If they were as reliably trainable as a dog, then a wolfdog would be viable for such work because their nose IS that much better! Unfortunately, wolfdogs do not have the domesticated eagerness-to-please that is required in a good working dog, nor do they have predictably stable temperaments. Those two factors mean it's the rare exception that's going to have the right personality and reliability to perform as needed, when needed, as opposed to ... when it wants to, and whether or not it just spotted weakness in something nearby, triggering prey drive. For very similar reasons of not being eager to please, many Spitz dog breeds can't be used for these same jobs, it's not just wolves; many breeds can't do this kind of work simply because their headscape isn't right for it. You'll find the occasional rare exception, but if that dog, or wolfdog, can't be RELIED ON absolutely to do its job and ONLY its job when it's told to and not just whenever it feels like it, then that animal is unsuitable for the work.


EndlessExploration

This seems like a fair point. Although I feel they have many great qualities, perhaps there Just wouldn't be enough wolf dogs who for the bill to breed them for this purpose. Of course, that shouldn't rule them out from being considered altogether. But your point makes sense. A lot of dogs are needed, so they stick with the breeds that seem mkst reliable.


MockingbirdRambler

Sense of smell is lower the list of important attributes for a working detection dog than many traits.


IndigoTrailsToo

Because these are public service dogs, I think it would be better to stick towards breeds that are not going to raise the Public's eye. People like to raise a big fuss about nothing. I can just see the internet exploding with hate: The fire department uses dangerous WoLfDoGs! < cancel culture here >


EndlessExploration

Exactly! I think this truly is the biggest reason they're not used. Wolfdogs are considered taboo, and there would be a big fuss from the public.

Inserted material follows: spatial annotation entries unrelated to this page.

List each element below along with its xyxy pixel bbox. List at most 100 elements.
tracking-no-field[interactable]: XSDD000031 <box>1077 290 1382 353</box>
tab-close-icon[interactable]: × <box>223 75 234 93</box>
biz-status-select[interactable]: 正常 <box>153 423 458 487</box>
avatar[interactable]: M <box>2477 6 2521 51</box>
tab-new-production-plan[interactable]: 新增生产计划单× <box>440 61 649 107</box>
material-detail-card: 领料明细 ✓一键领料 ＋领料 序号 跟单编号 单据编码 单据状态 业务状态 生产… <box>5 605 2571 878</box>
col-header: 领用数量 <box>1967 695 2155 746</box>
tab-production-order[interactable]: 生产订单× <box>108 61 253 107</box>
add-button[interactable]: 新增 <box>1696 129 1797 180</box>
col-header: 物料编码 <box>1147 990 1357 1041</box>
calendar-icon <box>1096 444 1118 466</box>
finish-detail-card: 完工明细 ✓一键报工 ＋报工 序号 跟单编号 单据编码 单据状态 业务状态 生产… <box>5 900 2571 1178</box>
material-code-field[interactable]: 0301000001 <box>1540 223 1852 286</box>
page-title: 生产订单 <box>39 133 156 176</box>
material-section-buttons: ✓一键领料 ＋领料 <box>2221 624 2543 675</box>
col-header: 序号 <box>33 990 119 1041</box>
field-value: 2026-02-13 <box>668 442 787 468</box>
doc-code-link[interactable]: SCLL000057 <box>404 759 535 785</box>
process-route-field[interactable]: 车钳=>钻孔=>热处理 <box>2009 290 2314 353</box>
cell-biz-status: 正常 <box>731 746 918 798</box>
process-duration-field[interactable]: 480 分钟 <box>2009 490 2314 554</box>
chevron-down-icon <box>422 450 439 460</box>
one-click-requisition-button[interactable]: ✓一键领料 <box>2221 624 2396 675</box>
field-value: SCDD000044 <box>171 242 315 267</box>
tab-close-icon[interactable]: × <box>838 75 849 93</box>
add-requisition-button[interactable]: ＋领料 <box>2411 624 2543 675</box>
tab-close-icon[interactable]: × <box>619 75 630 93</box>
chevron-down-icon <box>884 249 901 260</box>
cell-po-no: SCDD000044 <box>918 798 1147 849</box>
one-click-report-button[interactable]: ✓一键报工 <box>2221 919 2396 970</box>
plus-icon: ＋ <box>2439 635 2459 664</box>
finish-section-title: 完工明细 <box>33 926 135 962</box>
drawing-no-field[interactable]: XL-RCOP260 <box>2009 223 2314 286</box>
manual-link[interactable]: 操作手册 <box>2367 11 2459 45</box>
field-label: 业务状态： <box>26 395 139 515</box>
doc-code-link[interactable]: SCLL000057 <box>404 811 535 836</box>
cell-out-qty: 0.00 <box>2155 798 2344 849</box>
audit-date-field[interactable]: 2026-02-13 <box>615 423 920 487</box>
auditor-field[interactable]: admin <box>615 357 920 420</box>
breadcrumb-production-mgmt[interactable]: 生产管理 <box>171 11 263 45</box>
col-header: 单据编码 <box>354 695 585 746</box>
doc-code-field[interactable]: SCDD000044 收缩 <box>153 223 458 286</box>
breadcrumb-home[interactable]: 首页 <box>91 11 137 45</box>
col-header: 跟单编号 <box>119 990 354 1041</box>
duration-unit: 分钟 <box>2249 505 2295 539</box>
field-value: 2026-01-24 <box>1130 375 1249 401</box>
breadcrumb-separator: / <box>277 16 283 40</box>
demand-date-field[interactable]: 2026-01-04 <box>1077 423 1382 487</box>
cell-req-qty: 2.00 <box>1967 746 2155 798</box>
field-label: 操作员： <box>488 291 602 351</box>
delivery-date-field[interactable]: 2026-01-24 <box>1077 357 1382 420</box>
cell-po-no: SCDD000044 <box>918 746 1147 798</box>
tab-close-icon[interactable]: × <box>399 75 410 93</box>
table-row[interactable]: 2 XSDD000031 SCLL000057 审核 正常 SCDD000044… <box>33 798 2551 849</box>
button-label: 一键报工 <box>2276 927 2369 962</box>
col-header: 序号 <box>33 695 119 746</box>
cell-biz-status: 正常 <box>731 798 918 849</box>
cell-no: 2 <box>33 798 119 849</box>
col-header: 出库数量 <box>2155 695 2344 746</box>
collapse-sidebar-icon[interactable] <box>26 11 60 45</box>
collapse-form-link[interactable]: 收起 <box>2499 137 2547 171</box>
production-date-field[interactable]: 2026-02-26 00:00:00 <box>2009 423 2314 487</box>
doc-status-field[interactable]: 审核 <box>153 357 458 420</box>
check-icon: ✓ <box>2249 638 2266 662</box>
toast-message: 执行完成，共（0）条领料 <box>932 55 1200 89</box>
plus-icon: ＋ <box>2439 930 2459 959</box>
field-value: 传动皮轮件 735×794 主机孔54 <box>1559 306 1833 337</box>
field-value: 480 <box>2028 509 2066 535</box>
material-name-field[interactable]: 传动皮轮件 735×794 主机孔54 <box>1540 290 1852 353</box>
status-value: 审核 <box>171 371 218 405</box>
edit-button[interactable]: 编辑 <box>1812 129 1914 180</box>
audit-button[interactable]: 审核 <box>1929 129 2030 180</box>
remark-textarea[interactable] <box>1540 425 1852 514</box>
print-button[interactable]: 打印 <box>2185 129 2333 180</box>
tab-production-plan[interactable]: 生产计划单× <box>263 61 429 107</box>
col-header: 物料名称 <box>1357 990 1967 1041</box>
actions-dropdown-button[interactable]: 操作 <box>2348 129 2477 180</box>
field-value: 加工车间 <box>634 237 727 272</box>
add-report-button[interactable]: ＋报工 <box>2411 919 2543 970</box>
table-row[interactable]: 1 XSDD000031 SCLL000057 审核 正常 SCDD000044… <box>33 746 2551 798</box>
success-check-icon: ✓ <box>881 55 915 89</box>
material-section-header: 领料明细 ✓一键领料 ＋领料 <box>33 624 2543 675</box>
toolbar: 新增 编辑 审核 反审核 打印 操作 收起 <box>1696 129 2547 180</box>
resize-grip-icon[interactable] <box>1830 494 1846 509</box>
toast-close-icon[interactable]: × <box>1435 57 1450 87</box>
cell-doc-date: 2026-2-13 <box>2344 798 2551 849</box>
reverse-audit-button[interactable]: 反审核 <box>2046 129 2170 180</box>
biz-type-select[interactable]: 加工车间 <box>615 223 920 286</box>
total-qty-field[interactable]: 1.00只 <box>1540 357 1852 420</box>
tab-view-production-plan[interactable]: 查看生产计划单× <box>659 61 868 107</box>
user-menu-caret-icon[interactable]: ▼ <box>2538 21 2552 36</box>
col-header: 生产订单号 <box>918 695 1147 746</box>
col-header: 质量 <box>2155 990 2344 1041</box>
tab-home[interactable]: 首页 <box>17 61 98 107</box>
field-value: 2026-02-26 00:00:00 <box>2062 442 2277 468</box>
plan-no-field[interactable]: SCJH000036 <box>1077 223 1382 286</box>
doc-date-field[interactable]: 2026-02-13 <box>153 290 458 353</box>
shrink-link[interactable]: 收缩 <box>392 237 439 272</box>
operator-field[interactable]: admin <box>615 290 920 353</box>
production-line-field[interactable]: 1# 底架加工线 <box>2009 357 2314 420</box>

But I think there is plenty of evidence that they could do as good (and likely better) than other dogs.


murdery_aunt

What are you basing this on, that they’d do as well as or better than a fully domesticated dog? I’m not challenging, I’ve just never heard that. The wolf dogs I’ve been around (all two of them) didn’t seem to have a better sense of smell than, say, a Malinois or German Shepherd, but I can’t really say we did a tracking contest or anything. ETA: nevermind - I found the YouTube video you linked to in reply to someone else. I think you’d have to weight the sense of smell vs trainability in context of what you need. I mean, if the wolf dog’s sense is only marginally better than, say, a GSD, personally I’d go with the GSD bc I’d rather have a reliable, more trainable dog that doesn’t come with the unpredictability of a wolf dog. But if the sense of smell is significantly better, it might be worth it. I dunno.


EndlessExploration

To the best of my knowledge, wolves have two attributes that are greater than all/almost all dogs - sense of smell and endurance. Tbh though, I have not found clear information about how much better they are compared to dogs. @ChemicalDirection made a very valid point - there wouldn't be a lot of wolfdogs that would make it through training. And perhaps that's the biggest reason not to use them - there would be enough at the end to fill the need. However, I'm just as curious as you about how much better they would do than the average search dog. Because if there's a big difference, that's worth knowing. And besides, I just think it would be cool to be rescued by a wolf when an avalanche traps me lol.


murdery_aunt

Yeah, that was good input from them, and I agree. Just based on the two I personally knew, I wouldn’t trust either to make it through training. They listened to exactly one person and that was their main handler. I can’t remember if they were more wolf than dog, but I suspect that may also play a role in trainability, but if it’s the wolf part that has the sense of smell, I’d be curious to know at what point diluting the wolf also results in a lesser sense of smell. I’m just rambling now, but yeah, I’d love to know what you find out if you pursue this.